Finisterre: Seeing What Is Really There

A pledge to keep walking beyond where I have once called home, onto where I am challenged to change, reconcile, surrender, and create in ways I hadn’t imagined.

It’s late on Monday; my day to publish the next blog. I’m still dreaming I’m in the Grand Canyon this week–strange dreams, but always the sense of flowing in water.

When I look at the words of the pledge I wrote down above, I think what fulfills that pledge this week is the last phrase–“to create in ways I hadn’t imagined.”

I’m wondering if it is the influence of seeing the first spring flowers at every stop of our road trip–from yellow violets to pink cacti, hordes of daffodils, fields of poppies, hillsides of lupine and the slopes of yellow brittle brush in the Canyon, but something stirred in me this week, back to a time when I used to draw wildflowers–during my very first years in Alaska, when so many blooms were new to me, especially the tiny alpine versions that survived such brutal winters.

This desire arose to draw the flowers emerging in my yard now. But how to start? I had let the drawing lapse many years ago. Then a book came to mind that had been recommended years ago that I had started and then put down–Drawing on the Right Side of the Brain by Betty Edwards. It was published in 1989 yet remains a classic. She carefully details how drawing evolves through childhood and teenage years, and how the progression from drawing stick figures to drawing realistic images is developed. Her primary premise is that children, and thus adults, are not taught how to see, that is how to perceive using the right side of the brain. Unlike the left side of the brain, the right mode is aware but mostly nonverbal and not connected to words. It is related more to the present moment, and has an understanding of metaphoric relationships. There is a willingness to suspend judgment, to make leaps of insight, and sees the the overall pattern of things. (pg. 40)

These attributes relate so closely to my work on the spiritual path that I had to smile. I was being drawn back to this way of seeing, and being present, intuitive and wholistic. It delighted me. Edwards goes on to say, “To sum up, adult students beginning in art generally do not really see what is in front of their eyes–that is, they do not perceive in the special way required for drawing.They take note of what’s there, and quickly translate the perception into words and symbols mainly based on the symbol system developed throughout childhood and on what they know about the perceived object….What is the solution to this dilemma? You must turn turn off your dominant left brain mode of verbal categorizing and turn on the right mode processing part of your brain, so that you can see the way an artist sees.(pg.78)
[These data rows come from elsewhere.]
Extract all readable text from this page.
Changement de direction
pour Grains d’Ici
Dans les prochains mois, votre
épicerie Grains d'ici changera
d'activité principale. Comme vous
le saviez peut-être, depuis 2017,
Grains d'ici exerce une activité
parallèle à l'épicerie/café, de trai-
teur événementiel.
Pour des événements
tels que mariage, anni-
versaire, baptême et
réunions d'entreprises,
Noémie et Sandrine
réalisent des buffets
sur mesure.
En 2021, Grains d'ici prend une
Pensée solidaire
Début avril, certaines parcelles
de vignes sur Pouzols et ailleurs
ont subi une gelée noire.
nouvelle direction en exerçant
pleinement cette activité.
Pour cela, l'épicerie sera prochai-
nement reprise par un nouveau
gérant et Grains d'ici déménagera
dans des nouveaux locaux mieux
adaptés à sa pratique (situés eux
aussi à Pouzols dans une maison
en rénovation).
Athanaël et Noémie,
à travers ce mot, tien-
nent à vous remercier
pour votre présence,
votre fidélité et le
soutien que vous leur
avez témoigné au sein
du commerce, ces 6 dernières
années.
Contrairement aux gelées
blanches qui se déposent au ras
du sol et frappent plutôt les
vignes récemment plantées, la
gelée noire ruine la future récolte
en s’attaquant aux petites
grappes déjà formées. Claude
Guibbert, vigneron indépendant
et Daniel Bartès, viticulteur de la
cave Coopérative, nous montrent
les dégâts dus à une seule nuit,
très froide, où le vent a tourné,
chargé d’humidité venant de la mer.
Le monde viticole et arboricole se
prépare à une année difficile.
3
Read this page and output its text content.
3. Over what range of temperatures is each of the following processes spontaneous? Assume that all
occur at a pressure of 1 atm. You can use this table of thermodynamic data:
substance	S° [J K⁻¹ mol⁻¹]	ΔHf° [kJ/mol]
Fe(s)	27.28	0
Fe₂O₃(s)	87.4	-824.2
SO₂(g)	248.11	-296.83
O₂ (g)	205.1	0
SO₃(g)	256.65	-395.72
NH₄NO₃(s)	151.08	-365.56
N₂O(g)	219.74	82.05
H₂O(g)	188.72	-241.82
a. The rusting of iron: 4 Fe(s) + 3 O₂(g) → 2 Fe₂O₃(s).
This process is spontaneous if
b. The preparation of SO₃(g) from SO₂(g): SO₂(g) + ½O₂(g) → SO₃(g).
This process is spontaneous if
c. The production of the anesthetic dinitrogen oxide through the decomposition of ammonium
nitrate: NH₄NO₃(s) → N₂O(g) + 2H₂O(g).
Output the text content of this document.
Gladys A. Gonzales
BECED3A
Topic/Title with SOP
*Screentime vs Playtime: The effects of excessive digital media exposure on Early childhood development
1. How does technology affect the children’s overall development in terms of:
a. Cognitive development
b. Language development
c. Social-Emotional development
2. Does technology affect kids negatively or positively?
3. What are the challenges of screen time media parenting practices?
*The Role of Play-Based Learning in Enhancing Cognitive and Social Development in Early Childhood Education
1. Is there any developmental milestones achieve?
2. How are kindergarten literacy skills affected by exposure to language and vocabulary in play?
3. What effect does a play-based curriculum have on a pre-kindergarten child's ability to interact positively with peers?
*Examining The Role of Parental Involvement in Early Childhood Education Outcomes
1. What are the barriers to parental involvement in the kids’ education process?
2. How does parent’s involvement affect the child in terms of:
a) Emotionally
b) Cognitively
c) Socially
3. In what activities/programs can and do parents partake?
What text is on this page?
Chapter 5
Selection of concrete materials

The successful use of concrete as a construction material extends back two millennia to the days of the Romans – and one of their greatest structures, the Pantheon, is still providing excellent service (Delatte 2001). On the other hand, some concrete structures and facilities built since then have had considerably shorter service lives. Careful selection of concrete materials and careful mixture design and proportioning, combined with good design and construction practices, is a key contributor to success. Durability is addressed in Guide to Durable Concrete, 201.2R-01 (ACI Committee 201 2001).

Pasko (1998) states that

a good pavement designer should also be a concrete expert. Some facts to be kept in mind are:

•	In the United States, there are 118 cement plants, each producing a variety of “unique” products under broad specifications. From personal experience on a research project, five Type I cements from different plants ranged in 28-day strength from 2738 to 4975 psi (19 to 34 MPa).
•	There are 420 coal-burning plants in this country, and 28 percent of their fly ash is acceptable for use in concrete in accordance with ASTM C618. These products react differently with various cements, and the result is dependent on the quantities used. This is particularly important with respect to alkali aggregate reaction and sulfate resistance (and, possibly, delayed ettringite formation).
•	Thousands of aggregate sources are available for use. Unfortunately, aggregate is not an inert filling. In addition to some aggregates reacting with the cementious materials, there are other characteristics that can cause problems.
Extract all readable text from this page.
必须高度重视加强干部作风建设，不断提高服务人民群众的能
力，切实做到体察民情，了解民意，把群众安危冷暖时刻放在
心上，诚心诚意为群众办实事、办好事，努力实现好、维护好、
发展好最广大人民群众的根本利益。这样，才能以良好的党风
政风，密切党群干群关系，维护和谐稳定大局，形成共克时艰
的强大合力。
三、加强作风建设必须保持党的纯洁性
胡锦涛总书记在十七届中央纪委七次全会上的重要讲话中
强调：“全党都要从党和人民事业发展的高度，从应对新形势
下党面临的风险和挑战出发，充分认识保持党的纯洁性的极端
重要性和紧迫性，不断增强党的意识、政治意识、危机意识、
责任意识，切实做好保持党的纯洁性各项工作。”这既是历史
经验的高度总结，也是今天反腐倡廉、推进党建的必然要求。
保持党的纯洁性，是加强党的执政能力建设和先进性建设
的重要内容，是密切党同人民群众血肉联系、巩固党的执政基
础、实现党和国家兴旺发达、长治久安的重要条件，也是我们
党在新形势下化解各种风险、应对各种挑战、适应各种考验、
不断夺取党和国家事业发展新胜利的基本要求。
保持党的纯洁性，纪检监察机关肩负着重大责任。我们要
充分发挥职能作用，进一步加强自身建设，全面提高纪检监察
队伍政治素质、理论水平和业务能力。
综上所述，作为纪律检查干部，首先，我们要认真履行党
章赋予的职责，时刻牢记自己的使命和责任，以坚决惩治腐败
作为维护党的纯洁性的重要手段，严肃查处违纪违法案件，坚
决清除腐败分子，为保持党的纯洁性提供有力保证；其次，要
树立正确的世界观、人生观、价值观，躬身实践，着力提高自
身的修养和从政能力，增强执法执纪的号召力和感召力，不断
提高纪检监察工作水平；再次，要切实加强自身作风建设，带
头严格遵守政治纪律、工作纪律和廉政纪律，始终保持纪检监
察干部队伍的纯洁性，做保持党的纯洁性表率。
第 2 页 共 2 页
I have been doing the beginning exercises the past few days, all designed to turn on this right brain, of course. It’s been fascinating. I’ve done some mirroring exercises and drawing things upside down. Another exercise was to draw my hand, millimeter by millimeter, without looking at the paper while I drew. It was so intense that several things happened: first, I didn’t have a sense of time. I noticed when I am so focused on the exercise, I thought of nothing else; there was no room for my inner critic to make a comment. (that occurs when you stay in the present moment!) I also looked up after the exercise and was surprised that I could see the birch trees outside my window so clearly and distinctly–again, as if perceiving them in a new way. Natural mind-altering. And when doing the fourth exercise, I began to feel a lot of inner heat, as if something had begun to burn within me–an awakening. All of this took me into new territory by simply drawing in this right brain way!

I’m resting in these revelations today, but sensing that this new awareness supports and enhances my spiritual journey perfectly, from just a different perspective. Again, I am touched at the attunement of this guidance and the joy that is embedded in it.

I am adding a picture that I was to replicate drawing upside down–first the version in the book, (pg.52) and then the version I drew. I’m not drawing flowers yet, but I don’t want to until I learn how to turn on this right side of my brain easily and see them as they really are!

In some way, the Grand Canyon has opened me to this next inner journey. I can only guess. But those ancient rocks vibrate with the energy of being, and perhaps, I was beginning to see them as they really are as we floated by so effortlessly. This is an interesting Finisterre for me. I wonder what will unfold. How will my writing be affected? Included? I will see.